Unfortunately, choice, volition, is not in charge! It is at best, a small piece of the picture.

This is because the brain is involved and becomes impaired. With receptor sites wide open and on fire, neurological pathways coding both tolerance and euphoria, the central nervous system rebounding like a jack in the box each and every time the addict uses, addiction is just like a dog chasing its own tail!

"First the person takes the drug, then the drug takes the drug, then the drug takes the person." This modern version of a very old Japanese proverb, could not be truer. There are many reasons why someone may start drinking or taking other drugs: social or peer influences, medical reasons, or self-medicating emotional pain. However, it no longer matters what started it. Once the "drug starts taking the drug," your addict has crossed a fine line and the brain has now taken over. Addiction takes on a life of its own and stopping is not so easy. In fact, it is nearly impossible, on one's own.

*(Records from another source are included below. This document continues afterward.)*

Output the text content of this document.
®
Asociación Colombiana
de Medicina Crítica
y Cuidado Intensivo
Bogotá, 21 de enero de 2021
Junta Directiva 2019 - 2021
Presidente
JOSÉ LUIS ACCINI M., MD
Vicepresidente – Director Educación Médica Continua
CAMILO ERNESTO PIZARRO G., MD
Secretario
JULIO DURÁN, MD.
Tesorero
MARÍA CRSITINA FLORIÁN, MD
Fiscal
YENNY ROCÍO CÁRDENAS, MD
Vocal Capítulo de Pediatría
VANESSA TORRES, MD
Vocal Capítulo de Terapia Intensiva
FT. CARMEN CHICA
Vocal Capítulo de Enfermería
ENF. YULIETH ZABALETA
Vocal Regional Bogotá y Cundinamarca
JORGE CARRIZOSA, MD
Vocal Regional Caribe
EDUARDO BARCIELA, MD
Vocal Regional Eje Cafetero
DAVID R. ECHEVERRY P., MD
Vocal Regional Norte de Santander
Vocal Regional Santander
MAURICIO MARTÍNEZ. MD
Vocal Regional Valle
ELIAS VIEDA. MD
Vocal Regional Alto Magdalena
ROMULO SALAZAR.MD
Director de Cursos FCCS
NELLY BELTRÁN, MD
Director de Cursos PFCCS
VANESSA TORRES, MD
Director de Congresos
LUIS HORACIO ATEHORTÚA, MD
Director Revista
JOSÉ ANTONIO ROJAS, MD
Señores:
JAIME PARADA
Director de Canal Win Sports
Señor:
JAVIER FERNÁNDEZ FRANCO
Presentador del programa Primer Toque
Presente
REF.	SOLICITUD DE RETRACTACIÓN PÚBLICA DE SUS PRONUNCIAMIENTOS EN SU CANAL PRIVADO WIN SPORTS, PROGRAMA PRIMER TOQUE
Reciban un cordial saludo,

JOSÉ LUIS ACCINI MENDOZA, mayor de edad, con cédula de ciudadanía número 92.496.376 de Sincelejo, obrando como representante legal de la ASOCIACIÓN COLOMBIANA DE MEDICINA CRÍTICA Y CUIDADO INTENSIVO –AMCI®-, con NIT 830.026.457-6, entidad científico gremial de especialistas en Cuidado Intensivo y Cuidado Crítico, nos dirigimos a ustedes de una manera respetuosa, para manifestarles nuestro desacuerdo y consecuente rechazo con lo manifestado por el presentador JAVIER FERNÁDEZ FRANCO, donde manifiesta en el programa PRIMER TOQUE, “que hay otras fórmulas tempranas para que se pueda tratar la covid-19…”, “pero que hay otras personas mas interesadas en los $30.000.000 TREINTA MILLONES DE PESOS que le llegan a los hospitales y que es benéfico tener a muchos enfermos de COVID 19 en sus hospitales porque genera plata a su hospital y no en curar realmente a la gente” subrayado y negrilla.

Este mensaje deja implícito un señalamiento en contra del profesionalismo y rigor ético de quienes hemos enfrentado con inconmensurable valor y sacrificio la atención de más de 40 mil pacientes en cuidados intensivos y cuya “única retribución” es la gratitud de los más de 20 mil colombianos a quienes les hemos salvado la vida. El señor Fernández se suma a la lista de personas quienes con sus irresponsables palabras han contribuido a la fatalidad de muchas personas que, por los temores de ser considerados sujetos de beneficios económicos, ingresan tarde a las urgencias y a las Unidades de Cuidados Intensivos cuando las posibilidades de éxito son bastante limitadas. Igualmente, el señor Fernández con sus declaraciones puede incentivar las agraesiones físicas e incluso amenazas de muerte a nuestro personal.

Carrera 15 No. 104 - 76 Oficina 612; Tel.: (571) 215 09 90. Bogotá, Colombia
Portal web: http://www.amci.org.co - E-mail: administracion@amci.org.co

Denial, the hallmark of addiction, makes the problem almost surreal. When you tell yourself that the problem is just temporary, due to stress or that you alone can turn things around, this is denial. Your countless failed attempts to control things have all been forms of denial.

Addicts deny the seriousness of their addiction, they blame others and they lie to themselves about their impact on others. When they do glimpse reality, they tell themselves they will quit tomorrow. They mean it, they believe it. It is all denial. In the same way that you think you might find a way to turn things around, addicts think they will "get a hold of" themselves.

As addiction progresses, nothing makes sense. More importantly, it has little or nothing to do with you and actually, at this point, it has very little to do with him either. It is all much bigger than either one of you and you are both in its grip!

What can you do? What should you do?

• Learn the three Cs: You did not cause this, you cannot control it and you surely cannot cure it!

• Know your addict needs help, not from you, from professionals and other addicts and alcoholics.

• Stop taking it personally!

• Learn compassion without guilt.

• Start focusing on taking care of yourself.

• Contact Al-Anon family groups, help for the family and friends of alcoholics and addicts. Their Web site is www.al-anon.alateen.org

• Consider an intervention.

• Look for a psychotherapist who specializes in family problems and knows addiction treatment. Do not take their word for it, get some proof. Addiction is tricky and many well meaning therapists have done more harm than good because they simply did not grasp what they thought they understood.

• Finally, stay positive, there are thousands of recovering addicts and alcoholics.